It may be possible for existing jobs from an investor’s previous investment in a business to be counted towards the EB-5 job creation requirement. An example of such a situation can be provided through the E2 visa — often referred to as the E2 Treaty Investor Visa.
The E2 visa allows investors to live and work within the U.S. One of the main appeals to E2 investment involves the required funds; there is no official minimum threshold. Therefore, investments as low as $100,000 can see approval as long as they are considered “substantial” by United States Citizenship and Immigration Services (USCIS). Furthermore, although E2 investments do require job creation, there is no specified employee number to reach. Investors must keep in mind, however, that their investment business cannot be considered marginal. A marginal enterprise does not have the capacity to generate more than enough income to provide a minimal living for the investor and their family.
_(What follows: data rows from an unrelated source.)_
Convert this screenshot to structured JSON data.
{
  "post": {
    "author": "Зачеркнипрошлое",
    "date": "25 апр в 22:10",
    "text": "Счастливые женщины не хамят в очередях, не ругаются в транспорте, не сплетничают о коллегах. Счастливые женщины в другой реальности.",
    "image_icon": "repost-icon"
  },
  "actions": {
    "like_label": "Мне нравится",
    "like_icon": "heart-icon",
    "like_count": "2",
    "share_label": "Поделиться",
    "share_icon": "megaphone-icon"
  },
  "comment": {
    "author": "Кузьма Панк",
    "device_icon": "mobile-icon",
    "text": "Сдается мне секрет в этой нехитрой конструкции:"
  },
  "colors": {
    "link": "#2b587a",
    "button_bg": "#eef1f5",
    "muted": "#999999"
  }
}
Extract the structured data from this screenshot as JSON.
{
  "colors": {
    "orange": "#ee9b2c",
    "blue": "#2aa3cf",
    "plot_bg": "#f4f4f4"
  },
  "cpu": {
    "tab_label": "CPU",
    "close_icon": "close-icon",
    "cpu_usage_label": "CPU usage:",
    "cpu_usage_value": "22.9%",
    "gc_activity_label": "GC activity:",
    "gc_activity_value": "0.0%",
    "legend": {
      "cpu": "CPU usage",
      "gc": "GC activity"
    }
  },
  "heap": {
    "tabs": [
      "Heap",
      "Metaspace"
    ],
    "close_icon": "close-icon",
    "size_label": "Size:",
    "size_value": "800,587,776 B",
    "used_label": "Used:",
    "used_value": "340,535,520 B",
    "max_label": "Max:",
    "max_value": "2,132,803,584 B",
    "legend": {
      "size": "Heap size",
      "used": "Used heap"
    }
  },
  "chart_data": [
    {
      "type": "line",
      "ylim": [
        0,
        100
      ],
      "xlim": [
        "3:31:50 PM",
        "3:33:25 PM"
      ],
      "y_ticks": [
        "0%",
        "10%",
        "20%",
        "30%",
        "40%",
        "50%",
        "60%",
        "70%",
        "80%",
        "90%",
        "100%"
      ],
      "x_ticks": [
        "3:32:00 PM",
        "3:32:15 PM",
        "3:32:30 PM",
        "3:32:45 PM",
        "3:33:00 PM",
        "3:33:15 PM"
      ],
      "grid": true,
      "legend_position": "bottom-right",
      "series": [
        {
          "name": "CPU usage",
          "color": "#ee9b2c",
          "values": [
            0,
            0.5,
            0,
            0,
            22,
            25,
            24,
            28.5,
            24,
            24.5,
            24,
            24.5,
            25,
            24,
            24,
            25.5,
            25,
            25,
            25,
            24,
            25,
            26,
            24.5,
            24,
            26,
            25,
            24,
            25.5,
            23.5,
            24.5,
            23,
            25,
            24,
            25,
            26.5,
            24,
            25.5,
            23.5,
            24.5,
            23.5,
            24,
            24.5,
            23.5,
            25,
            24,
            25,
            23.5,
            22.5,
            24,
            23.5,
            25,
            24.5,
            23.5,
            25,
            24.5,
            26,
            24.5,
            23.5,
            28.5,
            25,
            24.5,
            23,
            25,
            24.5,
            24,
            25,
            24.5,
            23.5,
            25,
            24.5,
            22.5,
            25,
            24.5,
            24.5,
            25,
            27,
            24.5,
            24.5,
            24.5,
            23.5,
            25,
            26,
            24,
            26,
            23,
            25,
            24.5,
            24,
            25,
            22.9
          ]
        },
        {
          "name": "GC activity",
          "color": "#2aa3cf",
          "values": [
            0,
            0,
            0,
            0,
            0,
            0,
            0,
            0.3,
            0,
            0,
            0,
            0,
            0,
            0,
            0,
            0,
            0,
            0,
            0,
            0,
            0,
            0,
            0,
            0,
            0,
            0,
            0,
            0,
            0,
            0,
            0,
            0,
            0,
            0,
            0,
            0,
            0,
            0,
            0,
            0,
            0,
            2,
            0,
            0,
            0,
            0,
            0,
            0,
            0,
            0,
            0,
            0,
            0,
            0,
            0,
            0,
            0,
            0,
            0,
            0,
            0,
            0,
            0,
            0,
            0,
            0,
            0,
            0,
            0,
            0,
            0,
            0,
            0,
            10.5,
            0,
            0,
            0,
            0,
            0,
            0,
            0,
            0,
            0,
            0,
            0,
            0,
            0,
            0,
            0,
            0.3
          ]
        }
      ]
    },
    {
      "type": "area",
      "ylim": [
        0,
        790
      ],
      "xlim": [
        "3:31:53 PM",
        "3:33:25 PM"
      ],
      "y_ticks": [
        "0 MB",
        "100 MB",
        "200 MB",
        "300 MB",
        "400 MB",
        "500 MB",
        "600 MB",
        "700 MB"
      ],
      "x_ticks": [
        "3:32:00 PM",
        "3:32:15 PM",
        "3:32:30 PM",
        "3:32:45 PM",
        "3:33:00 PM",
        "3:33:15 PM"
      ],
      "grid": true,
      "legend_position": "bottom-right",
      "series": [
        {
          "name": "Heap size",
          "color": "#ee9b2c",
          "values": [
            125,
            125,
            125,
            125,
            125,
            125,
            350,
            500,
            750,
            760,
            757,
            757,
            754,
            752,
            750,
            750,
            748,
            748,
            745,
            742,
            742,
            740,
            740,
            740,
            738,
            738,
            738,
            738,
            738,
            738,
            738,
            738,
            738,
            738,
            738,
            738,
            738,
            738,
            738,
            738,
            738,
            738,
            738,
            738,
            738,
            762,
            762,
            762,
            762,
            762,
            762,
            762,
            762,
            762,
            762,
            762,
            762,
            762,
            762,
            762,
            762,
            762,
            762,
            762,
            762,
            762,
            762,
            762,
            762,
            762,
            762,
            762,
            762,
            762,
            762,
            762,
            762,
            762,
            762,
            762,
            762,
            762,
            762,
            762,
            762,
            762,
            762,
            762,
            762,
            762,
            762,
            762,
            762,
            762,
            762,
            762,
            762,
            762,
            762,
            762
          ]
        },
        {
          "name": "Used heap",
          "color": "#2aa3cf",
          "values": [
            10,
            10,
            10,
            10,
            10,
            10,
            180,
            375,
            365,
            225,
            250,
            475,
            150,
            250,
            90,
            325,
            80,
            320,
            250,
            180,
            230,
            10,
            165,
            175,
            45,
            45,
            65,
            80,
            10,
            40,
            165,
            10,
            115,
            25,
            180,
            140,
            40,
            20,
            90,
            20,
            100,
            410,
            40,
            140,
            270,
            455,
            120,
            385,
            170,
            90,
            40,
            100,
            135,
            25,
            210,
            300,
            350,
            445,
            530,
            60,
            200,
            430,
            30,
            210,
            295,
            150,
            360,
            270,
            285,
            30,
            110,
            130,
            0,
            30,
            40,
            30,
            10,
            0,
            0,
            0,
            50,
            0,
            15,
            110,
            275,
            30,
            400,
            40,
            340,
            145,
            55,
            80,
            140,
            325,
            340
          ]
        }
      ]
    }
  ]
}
Due to the flexibility of the E2 visa investment amount, it is often used as a stepping-stone to the EB-5 visa. One method of E2 to EB-5 transition involves investing more money into the E2 business to meet the EB-5 minimum investment amount. Exactly how much investment capital is necessary to meet EB-5 investment standards largely depends on the initial investment amount. However, while the E2 visa does not explicitly require investors to generate a certain number of jobs, all EB-5 investments must create at least 10 jobs.
Investors hoping to count previously generated employment as EB-5 job creation can run into problems. As such, it is critical for investors in this situation to consult with an experienced EB-5 immigration attorney. The primary concerns here typically include whether the job creation can be credited to the investor’s funds and if the capital meets source-of-funds regulations.